Union pour la Tunisie (photo - mag14)Un certain nombre de députés ont émis, hier, une pétition dans laquelle ils requièrent l’examen en toute priorité du projet de loi relative à l’immunisation de la révolution. La signature de cette pétition intervient le jour de la signature de l’accord entre Nidaa Tounes, Al-Joumhouri et Al-Massar portant création d’un front politique et électoral entre les parties signataires. Est-ce une simple coïncidence ou une réaction à cet accord ?

La réponse est à puiser dans la realpolitik marquée par le conflit entre Nidaa Tounes d’une part, les partis de la Troïka et certains autres partis au sein de l’Assemblée Constituante d’autre part.

Officiellement, ces derniers considèrent que Nidaa Tounes incarne la contre-révolution du fait qu’il représente une reproduction du RCD. C’est ainsi que depuis sa création, le 26 janvier 2012, ils appellent à son exclusion de la scène politique dans le cadre de ce qu’ils qualifient d’immunisation de la révolution.

Sur le terrain, les ligues de protection de la révolution qui sont proches du mouvement Ennahdha réagissent par la violence en boycottant les meetings et les activités de Nidaa Tounes et en agressant ses membres.

Politiquement, des députés d’Ennahdha ont annoncé, lors d’une conférence de presse, qu’ils ont tenue le 23 novembre 2012 qu’ils allaient proposer à l’Assemblée Constituante un projet d’exclusion des Rcédistes.

Pour plusieurs observateurs, ce projet vise, en réalité, à exclure Nidaa Tounes puisque l’exclusion de son fondateur, Beji Caid Essebis, pourrait conduire à l’effondrement de ce parti.

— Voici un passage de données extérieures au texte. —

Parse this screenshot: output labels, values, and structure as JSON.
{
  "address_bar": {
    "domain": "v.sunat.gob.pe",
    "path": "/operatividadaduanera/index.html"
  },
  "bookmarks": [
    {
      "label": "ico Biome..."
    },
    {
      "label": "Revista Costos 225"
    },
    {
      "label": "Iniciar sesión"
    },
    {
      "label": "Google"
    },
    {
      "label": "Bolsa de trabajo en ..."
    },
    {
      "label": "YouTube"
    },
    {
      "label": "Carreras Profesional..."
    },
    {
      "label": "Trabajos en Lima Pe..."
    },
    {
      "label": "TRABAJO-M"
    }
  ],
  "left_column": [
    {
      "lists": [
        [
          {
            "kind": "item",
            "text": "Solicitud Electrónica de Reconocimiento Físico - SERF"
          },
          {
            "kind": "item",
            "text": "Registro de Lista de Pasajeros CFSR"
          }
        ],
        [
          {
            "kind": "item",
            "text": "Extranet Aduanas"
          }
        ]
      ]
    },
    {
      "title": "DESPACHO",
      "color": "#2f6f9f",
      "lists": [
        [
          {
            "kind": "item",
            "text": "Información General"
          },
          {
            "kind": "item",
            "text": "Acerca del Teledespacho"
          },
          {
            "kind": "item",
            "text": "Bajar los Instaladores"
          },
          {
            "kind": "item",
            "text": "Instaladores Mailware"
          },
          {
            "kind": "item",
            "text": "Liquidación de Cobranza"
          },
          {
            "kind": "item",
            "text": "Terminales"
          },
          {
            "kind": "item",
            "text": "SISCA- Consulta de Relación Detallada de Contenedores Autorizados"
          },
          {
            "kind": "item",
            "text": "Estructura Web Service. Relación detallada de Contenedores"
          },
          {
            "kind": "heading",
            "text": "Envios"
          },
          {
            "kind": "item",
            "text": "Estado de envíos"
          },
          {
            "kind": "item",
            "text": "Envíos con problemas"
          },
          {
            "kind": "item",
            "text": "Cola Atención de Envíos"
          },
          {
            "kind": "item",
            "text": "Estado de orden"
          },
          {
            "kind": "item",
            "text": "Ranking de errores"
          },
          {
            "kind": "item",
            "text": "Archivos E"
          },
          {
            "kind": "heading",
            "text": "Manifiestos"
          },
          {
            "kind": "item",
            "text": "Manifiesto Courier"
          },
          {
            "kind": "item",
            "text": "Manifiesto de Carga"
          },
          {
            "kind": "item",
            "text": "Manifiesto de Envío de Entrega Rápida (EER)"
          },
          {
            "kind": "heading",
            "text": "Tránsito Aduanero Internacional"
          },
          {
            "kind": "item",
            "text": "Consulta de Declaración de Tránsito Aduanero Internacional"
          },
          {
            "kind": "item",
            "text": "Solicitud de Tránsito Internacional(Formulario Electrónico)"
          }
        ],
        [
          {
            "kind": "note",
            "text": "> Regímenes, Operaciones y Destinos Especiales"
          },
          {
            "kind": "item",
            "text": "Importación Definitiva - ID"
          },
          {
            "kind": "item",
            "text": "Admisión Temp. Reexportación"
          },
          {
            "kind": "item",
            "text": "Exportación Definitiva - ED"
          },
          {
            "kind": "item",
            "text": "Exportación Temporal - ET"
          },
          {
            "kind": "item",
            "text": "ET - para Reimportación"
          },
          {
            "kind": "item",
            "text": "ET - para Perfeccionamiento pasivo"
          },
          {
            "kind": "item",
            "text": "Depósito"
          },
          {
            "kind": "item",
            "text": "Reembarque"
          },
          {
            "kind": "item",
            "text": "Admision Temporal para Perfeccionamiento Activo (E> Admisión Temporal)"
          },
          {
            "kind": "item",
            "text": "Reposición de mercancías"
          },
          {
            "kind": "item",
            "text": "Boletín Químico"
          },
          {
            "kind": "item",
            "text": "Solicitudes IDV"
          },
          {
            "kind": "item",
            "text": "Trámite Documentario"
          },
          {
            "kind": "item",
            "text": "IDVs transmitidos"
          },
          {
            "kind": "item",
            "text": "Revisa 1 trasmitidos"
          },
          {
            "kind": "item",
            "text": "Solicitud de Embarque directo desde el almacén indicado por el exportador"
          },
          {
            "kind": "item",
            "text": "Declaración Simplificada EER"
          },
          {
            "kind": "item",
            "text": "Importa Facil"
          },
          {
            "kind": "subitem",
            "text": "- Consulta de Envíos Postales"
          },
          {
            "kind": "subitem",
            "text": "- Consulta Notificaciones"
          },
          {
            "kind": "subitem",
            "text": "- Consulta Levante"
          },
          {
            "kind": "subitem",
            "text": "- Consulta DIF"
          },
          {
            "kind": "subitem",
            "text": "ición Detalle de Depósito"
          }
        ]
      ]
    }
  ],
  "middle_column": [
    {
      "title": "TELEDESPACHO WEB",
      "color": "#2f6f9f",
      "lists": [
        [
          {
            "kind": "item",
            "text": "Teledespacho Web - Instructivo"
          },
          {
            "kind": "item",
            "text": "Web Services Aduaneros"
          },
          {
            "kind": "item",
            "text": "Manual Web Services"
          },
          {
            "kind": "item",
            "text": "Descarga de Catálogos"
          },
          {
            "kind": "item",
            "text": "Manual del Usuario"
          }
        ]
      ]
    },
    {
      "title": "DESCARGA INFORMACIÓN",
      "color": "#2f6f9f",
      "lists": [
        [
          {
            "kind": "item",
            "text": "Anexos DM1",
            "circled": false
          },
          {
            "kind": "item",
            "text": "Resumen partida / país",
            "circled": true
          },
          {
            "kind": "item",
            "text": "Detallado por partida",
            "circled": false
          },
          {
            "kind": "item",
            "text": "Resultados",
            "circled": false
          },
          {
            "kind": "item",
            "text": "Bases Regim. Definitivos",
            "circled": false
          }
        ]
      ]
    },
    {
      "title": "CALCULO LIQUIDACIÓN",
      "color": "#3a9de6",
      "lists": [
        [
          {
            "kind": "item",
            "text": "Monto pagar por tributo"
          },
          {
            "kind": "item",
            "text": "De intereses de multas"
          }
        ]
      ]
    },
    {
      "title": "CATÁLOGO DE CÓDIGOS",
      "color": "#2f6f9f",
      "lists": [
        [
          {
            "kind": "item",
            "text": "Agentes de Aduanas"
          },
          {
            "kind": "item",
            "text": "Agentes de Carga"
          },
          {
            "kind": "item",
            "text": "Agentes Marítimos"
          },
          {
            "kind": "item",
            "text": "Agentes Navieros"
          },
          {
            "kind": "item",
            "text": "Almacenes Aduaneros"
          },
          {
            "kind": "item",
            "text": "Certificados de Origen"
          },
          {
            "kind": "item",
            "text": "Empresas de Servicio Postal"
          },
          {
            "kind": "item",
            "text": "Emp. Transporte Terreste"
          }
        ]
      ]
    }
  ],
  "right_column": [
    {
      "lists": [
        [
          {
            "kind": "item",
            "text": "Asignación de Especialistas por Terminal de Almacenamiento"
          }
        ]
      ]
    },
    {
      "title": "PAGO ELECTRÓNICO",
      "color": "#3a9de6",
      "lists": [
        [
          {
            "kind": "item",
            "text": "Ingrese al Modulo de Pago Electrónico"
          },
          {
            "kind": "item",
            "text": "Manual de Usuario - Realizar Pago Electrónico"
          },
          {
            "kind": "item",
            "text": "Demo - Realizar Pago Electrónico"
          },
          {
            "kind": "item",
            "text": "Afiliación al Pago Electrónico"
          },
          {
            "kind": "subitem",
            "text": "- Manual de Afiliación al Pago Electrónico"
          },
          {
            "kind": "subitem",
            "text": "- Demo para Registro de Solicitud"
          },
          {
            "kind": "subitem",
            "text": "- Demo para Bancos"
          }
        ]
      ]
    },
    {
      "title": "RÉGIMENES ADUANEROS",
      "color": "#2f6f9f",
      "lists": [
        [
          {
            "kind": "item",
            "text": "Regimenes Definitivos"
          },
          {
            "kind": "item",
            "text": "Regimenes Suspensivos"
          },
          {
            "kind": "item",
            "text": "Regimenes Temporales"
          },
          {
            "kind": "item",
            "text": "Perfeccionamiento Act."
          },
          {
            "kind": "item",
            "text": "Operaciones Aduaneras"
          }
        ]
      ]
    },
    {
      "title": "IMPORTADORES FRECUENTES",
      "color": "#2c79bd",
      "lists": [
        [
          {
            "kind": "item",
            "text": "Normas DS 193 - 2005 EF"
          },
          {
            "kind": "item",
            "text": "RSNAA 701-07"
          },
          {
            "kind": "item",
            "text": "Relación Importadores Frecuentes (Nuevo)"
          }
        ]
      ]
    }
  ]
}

L’annonce de ce projet, une année après les élections du 23 octobre 2013, traduit, selon certains, le souci de se débarrasser d’un concurrent redoutable qui gagne de plus en plus en popularité et rassemble de plus en plus de gens.

Mais l’exclusion ne fait pas l’unanimité au sein des partis au pouvoir. Samir Dilou et Lotfi Zitoun ont annoncé clairement à la télévision que la seule exclusion est celle des urnes et que la sanction ne peut pas être collective. Cheikh Rached Ghannouchi a déclaré à l’issue d’une rencontre avec le président Marzouki que le dialogue nationale doit regrouper toutes les parties reconnues légalement.

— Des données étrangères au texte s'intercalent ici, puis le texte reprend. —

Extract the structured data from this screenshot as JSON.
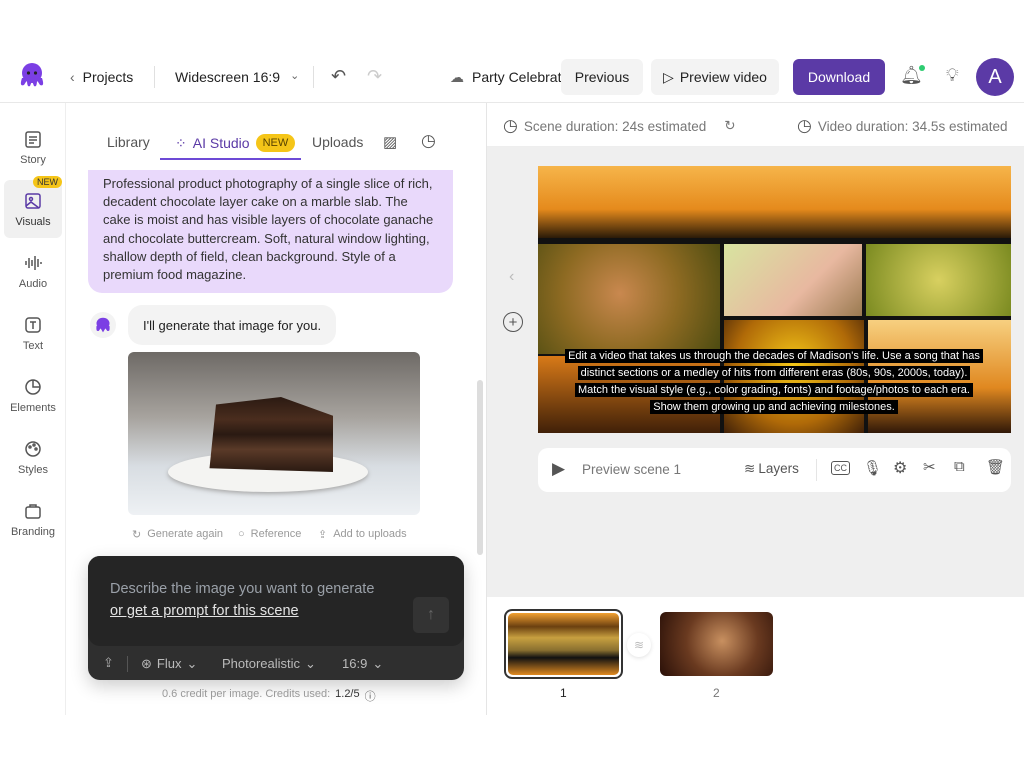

Il est vrai que la majorité, dans le mouvement Ennahdha, soutient le projet d’exclusion. Mais l’avis de ces personnes qui ont leur poids dans le mouvement et qui ont une influence sur la vie du parti est probablement la raison pour laquelle le projet n’a pas encore été soumis à l’assemblée plénière.

Avec la naissance du front politique et électoral pour la Tunisie, le 29 janvier 2013, l’appréhension a pris une nouvelle dimension qui explique le mobile des signataires de la pétition appelant à donner la priorité à l’examen du projet lors des prochaines réunions de l’assemblée constituante.

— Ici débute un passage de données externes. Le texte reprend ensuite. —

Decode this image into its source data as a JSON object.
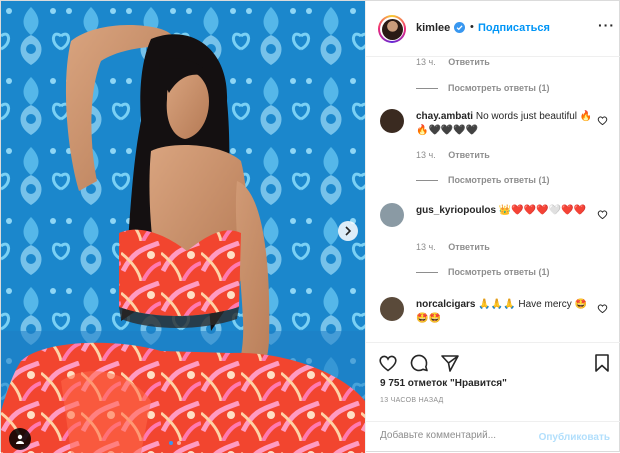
{
  "header": {
    "username": "kimlee",
    "separator": "•",
    "follow_label": "Подписаться",
    "more_label": "···"
  },
  "comments": {
    "top_meta": {
      "time": "13 ч.",
      "reply": "Ответить"
    },
    "view_replies_1": "Посмотреть ответы (1)",
    "items": [
      {
        "username": "chay.ambati",
        "text": "No words just beautiful",
        "emoji": "🔥🔥🖤🖤🖤🖤",
        "time": "13 ч.",
        "reply": "Ответить",
        "view_replies": "Посмотреть ответы (1)",
        "avatar_color": "#3a2a20"
      },
      {
        "username": "gus_kyriopoulos",
        "text": "",
        "emoji": "👑❤️❤️❤️🤍❤️❤️",
        "time": "13 ч.",
        "reply": "Ответить",
        "view_replies": "Посмотреть ответы (1)",
        "avatar_color": "#8a9aa4"
      },
      {
        "username": "norcalcigars",
        "text": "🙏🙏🙏 Have mercy",
        "emoji": "🤩🤩🤩",
        "avatar_color": "#5a4a3a"
      }
    ]
  },
  "likes_text": "9 751 отметок \"Нравится\"",
  "posted_time": "13 ЧАСОВ НАЗАД",
  "add_comment": {
    "placeholder": "Добавьте комментарий...",
    "publish_label": "Опубликовать"
  },
  "colors": {
    "accent": "#0095f6",
    "publish_disabled": "#b2dffc",
    "muted": "#8e8e8e",
    "photo_background": "#1a86c9"
  },
  "icons": {
    "like": "heart-icon",
    "comment": "speech-bubble-icon",
    "share": "paper-plane-icon",
    "save": "bookmark-icon",
    "verified": "verified-badge-icon",
    "next": "chevron-right-icon",
    "tagged": "user-tag-icon"
  },
  "carousel": {
    "slide_count": 2,
    "active_slide": 1
  }
}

Acquiescer alors à leur souhait en consacrant toute une séance à l’examen du projet risque de perturber la feuille de route qui prévoit en priorité l’élaboration de la Constitution et l’organisation des élections et de gaspiller du temps inutile d’autant plus que la question ne fait pas l’unanimité au sein de l’assemblée et à l’intérieur de la Troïka.

A ce dernier titre, alors que Imed Daimi, conseiller du président de la République et membre du CPR, a critiqué sur sa page officielle la création du Front pour la Tunisie, considérant qu’il constitue une remise à jour du front du 13 janvier, Nourreddine Arbaoui, vice président du bureau politique du mouvement Ennahdha, a déclaré hier à Al Jazeera que ce nouveau front est de nature à enrichir la vie politique dans le cadre de la transition démocratique.